Johnson & Johnson Q4 Revenue Rises 9.1% as Tariff Elimination Boosts Margins
Johnson & Johnson reported Q4 revenue of $24.56 billion, up 9.1% year-over-year on resilient U.S. sales, and agreed to eliminate tariffs for lower drug prices, a change set to boost gross margins. Management expects accelerating top-line growth and at least 50 bps of pre-tax operating margin expansion in 2026.
1. Strong Q4 Momentum and 2026 Outlook
Johnson & Johnson reported fourth-quarter revenues up 9.1% year-over-year, driven by resilience in U.S. pharmaceutical and medical device sales. The company struck a landmark agreement with the federal government to eliminate import tariffs in exchange for lower drug prices, a move expected to improve gross margins by mid-2026 despite ongoing cost pressures in its supply chain. Management reiterated guidance for 2026, forecasting accelerating top-line growth and at least 50 basis points of pre-tax operating margin expansion. Longer-term ambitions remain ambitious, with the firm targeting double-digit annual growth in its pharmaceuticals business through new product launches in immunology and oncology and incremental device sales from recently acquired digital surgery assets.
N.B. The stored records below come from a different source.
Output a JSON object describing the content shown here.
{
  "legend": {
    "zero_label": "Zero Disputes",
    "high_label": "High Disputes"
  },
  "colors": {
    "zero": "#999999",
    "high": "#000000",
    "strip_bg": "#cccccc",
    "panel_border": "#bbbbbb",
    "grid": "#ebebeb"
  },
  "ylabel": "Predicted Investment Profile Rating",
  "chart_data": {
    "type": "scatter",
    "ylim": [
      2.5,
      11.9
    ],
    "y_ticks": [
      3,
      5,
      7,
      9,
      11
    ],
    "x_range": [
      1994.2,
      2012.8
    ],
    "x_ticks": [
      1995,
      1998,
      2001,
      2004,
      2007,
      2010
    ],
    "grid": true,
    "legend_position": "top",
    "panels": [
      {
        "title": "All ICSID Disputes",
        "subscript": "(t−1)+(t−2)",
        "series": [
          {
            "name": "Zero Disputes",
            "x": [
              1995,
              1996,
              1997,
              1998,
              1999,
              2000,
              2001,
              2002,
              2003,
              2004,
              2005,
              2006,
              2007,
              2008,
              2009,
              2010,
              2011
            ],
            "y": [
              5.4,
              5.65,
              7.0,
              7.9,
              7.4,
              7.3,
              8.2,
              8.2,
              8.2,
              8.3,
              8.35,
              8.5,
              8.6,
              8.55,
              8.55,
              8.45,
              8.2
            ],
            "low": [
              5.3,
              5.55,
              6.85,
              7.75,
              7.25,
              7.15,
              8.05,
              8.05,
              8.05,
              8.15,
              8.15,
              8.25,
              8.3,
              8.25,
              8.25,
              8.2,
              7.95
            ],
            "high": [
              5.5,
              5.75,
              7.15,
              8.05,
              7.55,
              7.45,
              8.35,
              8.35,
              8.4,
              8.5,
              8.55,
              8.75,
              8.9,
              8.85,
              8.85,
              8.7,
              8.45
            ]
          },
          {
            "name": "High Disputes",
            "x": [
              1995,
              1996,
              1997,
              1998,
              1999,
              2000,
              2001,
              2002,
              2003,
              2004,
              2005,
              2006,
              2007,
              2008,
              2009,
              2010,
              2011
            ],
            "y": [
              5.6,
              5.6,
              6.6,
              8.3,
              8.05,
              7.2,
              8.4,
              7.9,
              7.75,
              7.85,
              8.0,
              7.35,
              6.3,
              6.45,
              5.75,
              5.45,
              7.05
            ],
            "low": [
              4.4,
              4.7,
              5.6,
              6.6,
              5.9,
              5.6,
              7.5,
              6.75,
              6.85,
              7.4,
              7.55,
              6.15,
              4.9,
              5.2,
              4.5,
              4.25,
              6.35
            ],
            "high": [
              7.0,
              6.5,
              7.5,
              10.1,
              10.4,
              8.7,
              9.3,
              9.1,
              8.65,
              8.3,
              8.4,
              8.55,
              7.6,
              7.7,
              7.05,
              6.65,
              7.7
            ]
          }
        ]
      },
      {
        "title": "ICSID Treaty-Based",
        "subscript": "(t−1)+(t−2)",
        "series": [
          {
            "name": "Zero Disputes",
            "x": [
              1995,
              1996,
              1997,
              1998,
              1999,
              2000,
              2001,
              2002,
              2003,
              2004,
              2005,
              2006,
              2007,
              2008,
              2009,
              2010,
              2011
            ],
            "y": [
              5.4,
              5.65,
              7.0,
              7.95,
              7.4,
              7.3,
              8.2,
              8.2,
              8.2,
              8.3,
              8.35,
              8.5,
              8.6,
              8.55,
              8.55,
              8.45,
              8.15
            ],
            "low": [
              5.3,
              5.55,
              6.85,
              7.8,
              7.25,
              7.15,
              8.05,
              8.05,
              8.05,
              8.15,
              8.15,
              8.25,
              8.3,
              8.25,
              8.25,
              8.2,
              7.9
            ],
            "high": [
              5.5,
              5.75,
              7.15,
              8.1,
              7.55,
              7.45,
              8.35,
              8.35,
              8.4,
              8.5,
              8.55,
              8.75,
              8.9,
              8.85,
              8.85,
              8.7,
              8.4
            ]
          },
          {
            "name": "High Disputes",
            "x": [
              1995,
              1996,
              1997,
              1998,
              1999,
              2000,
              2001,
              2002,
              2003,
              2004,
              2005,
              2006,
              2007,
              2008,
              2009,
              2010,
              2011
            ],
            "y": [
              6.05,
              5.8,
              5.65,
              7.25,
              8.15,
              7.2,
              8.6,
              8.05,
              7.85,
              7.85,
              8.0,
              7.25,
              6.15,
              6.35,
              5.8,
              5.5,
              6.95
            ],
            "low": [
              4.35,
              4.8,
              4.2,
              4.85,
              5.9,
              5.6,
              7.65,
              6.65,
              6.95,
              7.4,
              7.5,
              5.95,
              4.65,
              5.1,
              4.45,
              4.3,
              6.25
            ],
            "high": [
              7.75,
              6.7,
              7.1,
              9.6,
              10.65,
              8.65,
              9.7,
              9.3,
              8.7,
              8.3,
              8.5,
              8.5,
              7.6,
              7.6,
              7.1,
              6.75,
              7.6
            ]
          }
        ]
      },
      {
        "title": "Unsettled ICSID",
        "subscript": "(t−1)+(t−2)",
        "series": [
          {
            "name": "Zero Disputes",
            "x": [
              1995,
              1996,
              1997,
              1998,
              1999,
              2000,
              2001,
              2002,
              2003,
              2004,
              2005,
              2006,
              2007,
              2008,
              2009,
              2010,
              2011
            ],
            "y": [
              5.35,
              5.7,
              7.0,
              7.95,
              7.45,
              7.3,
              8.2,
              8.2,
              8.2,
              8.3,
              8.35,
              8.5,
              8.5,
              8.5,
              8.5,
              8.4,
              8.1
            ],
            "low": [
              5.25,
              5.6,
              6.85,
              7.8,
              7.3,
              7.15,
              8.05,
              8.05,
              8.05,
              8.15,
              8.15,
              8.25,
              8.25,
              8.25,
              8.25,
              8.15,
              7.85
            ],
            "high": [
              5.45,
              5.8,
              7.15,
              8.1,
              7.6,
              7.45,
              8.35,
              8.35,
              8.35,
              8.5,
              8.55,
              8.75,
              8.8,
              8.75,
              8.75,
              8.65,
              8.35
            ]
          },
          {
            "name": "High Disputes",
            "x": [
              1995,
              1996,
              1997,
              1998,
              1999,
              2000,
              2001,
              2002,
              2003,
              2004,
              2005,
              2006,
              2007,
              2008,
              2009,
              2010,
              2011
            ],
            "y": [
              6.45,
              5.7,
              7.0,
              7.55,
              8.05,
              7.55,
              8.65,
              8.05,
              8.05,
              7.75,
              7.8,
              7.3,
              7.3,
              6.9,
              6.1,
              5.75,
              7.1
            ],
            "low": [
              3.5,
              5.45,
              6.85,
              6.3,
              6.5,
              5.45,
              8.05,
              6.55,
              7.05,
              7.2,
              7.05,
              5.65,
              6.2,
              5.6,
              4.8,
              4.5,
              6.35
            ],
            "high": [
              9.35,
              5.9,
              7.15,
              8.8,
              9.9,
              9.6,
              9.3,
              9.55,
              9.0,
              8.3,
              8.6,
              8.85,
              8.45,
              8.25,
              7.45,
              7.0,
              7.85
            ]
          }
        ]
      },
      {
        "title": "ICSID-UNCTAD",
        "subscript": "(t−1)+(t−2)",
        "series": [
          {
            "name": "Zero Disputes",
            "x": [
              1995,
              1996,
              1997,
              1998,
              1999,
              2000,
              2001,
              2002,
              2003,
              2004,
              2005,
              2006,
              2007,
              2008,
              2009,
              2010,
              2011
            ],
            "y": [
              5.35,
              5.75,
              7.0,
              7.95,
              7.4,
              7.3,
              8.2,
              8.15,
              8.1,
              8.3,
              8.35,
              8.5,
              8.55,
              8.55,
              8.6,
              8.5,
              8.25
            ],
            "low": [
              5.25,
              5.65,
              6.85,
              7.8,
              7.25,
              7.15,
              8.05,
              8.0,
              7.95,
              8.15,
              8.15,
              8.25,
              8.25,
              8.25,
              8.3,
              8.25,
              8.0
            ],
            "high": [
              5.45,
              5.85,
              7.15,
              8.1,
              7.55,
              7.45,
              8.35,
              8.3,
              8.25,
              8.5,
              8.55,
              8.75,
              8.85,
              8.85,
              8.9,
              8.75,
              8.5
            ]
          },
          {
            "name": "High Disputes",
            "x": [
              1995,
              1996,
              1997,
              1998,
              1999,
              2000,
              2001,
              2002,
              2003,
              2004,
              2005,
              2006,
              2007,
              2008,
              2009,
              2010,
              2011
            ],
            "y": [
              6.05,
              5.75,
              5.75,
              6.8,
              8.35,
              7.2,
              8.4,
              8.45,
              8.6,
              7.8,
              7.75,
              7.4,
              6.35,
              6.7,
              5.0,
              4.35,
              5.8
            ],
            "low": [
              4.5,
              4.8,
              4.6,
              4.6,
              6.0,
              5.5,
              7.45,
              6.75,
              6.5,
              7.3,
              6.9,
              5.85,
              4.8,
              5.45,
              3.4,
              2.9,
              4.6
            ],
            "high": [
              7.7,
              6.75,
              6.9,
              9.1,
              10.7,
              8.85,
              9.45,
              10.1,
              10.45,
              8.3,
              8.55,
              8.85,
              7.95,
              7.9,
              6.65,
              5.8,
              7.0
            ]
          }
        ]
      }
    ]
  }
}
2. Institutional Ownership Gains
AEGON Asset Management UK Plc increased its stake in Johnson & Johnson by 11.3% during the third quarter, acquiring an additional 65,526 shares to bring its total holding to 647,271 shares, representing 1.4% of its portfolio. At the end of the period, AEGON’s position was valued at approximately $120 million. Other notable moves included Norges Bank’s new stake of roughly $4.9 billion and Laurel Wealth Advisors’ 15,040.6% increase to over 7.4 million shares. Collectively, institutional and hedge fund ownership stands at nearly 70% of the outstanding share count, underscoring broad investor confidence in the company’s growth trajectory and defensive cash-flow profile.